Setting aside ideas about electric planes for now, it seems obvious that we will need to fly less to move to a zero-carbon economy. Two-thirds of people want a post-pandemic economic recovery to prioritise climate change. This means fewer planes, and fewer jobs for crew and baggage handlers and so on.

Rebuilding communities

The decline of older industries such as mining, textiles or pottery resulted in high unemployment in towns which were massively dependent on one of them. We are all familiar with how the closure of a local pit or car plant caused the decline of once vibrant towns, leaving a generation to struggle with unemployment and the need to retrain.

Steel mills were nestled deep in the fabric of nearby communities. Their closure removed the pivot around which lives, work and leisure were based. So with the pandemic, whole communities are at risk of a similar economic decline.

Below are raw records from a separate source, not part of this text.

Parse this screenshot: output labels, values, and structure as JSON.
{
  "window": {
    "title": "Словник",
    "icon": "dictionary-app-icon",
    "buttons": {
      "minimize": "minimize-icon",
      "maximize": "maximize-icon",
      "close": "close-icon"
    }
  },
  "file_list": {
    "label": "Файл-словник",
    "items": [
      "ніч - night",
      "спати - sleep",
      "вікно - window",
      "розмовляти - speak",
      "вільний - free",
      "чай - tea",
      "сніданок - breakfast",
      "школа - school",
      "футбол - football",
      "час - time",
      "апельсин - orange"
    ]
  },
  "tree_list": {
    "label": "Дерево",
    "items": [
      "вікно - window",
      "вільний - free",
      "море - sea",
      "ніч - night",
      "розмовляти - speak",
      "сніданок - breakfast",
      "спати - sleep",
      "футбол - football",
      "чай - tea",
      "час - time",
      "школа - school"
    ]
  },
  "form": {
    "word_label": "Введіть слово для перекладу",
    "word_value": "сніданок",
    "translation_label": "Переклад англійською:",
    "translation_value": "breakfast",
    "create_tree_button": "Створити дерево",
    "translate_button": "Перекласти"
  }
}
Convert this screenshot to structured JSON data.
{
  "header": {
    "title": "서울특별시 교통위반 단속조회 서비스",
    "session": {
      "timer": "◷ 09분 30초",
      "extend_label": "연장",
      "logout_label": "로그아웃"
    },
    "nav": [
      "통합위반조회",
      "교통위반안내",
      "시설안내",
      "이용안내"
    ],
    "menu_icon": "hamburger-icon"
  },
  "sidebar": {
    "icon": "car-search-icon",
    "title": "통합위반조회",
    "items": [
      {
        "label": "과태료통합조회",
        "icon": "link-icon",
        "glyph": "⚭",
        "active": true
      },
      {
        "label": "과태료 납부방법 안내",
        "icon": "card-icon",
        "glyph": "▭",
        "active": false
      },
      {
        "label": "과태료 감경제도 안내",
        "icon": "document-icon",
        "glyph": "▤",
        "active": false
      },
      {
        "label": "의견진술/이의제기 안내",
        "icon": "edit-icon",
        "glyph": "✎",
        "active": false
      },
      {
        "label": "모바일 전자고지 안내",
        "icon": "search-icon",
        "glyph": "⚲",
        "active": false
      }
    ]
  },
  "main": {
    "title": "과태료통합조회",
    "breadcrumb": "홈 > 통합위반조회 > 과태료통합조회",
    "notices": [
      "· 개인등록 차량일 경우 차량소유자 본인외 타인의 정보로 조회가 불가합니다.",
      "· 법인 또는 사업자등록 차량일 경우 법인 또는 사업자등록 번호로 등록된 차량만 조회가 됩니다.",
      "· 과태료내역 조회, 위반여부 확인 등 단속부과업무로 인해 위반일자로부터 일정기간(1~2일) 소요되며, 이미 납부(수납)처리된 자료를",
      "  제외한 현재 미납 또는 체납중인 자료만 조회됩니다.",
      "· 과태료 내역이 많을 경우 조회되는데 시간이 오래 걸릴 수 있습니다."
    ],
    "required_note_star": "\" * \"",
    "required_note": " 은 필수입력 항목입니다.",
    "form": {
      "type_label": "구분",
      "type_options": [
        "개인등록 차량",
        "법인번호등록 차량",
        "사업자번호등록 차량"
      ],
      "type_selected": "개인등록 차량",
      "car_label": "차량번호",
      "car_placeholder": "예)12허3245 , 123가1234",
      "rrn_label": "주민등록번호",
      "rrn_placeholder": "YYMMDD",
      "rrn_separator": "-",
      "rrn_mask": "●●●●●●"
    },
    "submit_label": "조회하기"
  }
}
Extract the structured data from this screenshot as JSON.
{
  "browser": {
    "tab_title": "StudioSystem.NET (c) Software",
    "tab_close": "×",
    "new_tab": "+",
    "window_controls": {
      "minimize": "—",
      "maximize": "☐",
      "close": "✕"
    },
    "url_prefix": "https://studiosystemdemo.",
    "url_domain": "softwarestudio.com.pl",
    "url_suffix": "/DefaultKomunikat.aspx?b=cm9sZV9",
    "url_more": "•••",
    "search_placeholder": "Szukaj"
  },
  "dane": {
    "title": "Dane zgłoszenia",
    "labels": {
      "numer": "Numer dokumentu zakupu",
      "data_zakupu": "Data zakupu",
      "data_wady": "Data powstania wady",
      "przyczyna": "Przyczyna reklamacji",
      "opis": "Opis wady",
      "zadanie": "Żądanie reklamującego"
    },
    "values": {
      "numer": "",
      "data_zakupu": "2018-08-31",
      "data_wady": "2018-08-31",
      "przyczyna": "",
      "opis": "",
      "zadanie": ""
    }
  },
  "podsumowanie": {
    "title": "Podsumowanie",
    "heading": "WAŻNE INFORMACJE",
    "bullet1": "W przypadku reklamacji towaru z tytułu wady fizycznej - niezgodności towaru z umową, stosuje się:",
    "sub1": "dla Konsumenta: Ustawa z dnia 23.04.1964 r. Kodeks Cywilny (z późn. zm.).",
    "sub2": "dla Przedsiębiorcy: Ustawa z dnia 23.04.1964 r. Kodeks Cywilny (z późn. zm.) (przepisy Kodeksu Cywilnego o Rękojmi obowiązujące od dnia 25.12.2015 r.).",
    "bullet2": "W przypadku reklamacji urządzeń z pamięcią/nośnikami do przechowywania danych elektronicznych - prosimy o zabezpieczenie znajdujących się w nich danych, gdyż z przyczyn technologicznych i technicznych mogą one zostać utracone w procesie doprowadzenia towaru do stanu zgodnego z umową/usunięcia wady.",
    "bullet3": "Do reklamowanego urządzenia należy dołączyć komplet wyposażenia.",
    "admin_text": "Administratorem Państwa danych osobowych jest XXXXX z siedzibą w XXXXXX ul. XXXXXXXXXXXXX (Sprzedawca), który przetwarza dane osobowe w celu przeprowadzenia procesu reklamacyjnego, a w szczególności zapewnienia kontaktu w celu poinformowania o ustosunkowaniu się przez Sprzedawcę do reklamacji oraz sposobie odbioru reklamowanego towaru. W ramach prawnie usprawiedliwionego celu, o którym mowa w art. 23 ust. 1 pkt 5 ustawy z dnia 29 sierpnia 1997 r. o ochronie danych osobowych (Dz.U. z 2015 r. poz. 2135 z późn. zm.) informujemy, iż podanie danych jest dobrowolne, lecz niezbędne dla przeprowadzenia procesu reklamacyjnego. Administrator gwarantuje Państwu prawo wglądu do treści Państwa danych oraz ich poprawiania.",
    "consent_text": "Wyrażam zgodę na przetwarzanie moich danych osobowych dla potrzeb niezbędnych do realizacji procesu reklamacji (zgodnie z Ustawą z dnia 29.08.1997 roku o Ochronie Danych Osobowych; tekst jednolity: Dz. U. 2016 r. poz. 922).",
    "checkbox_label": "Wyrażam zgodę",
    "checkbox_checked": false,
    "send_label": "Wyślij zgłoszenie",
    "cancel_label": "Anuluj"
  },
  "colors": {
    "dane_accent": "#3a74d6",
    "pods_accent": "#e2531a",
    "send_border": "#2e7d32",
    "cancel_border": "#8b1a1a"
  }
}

In summer 2020 the rate of those jobless (be it unemployed or on furlough) was higher in areas near UK airports. In Hounslow (near London Heathrow) this was 40% of the population – with an estimated £1 billion loss to the borough’s economy. At Gatwick airport in 2020, there were job losses for 40% of its workforce, many of whom live in nearby towns such as Crawley.

Hounslow in west London
Towns like Hounslow are highly dependent on the nearby airport for employment. BasPhoto/Shutterstock

Many towns and communities are economically dependent on nearby airports. Luton Airport is estimated to have sustained over 27,000 jobs (directly and indirectly) and is a major employer in the region. The decline of the sector has broader effects on subsidiary industries too, such as taxis, maintenance, catering and hotels.

So what is to be done? The Green Jobs Taskforce, an industry and government initiative set up in 2020 to look at future employment, has called on the UK government to invest in jobs related to wind turbines, electric trains and replacing gas boilers.

Any version of a green new deal is necessarily a job-heavy economy, with a great deal of work needed to alter the infrastructure that powers our current lifestyle. The UK government’s Ten Point Plan for Green Industrial Revolution pledges 250,000 green jobs. The political question here is whether politicians and policymakers will be brave enough to resist a bounce back for aviation and invest in a longer term future for these airport towns, to avoid them suffering a decade of decline.

This is likely to see aviation jobs lost, and will require very targeted support for cities or regions reliant on airport employment. To build back better, a green recovery must seek to support these communities and provide them with new opportunities and livelihoods.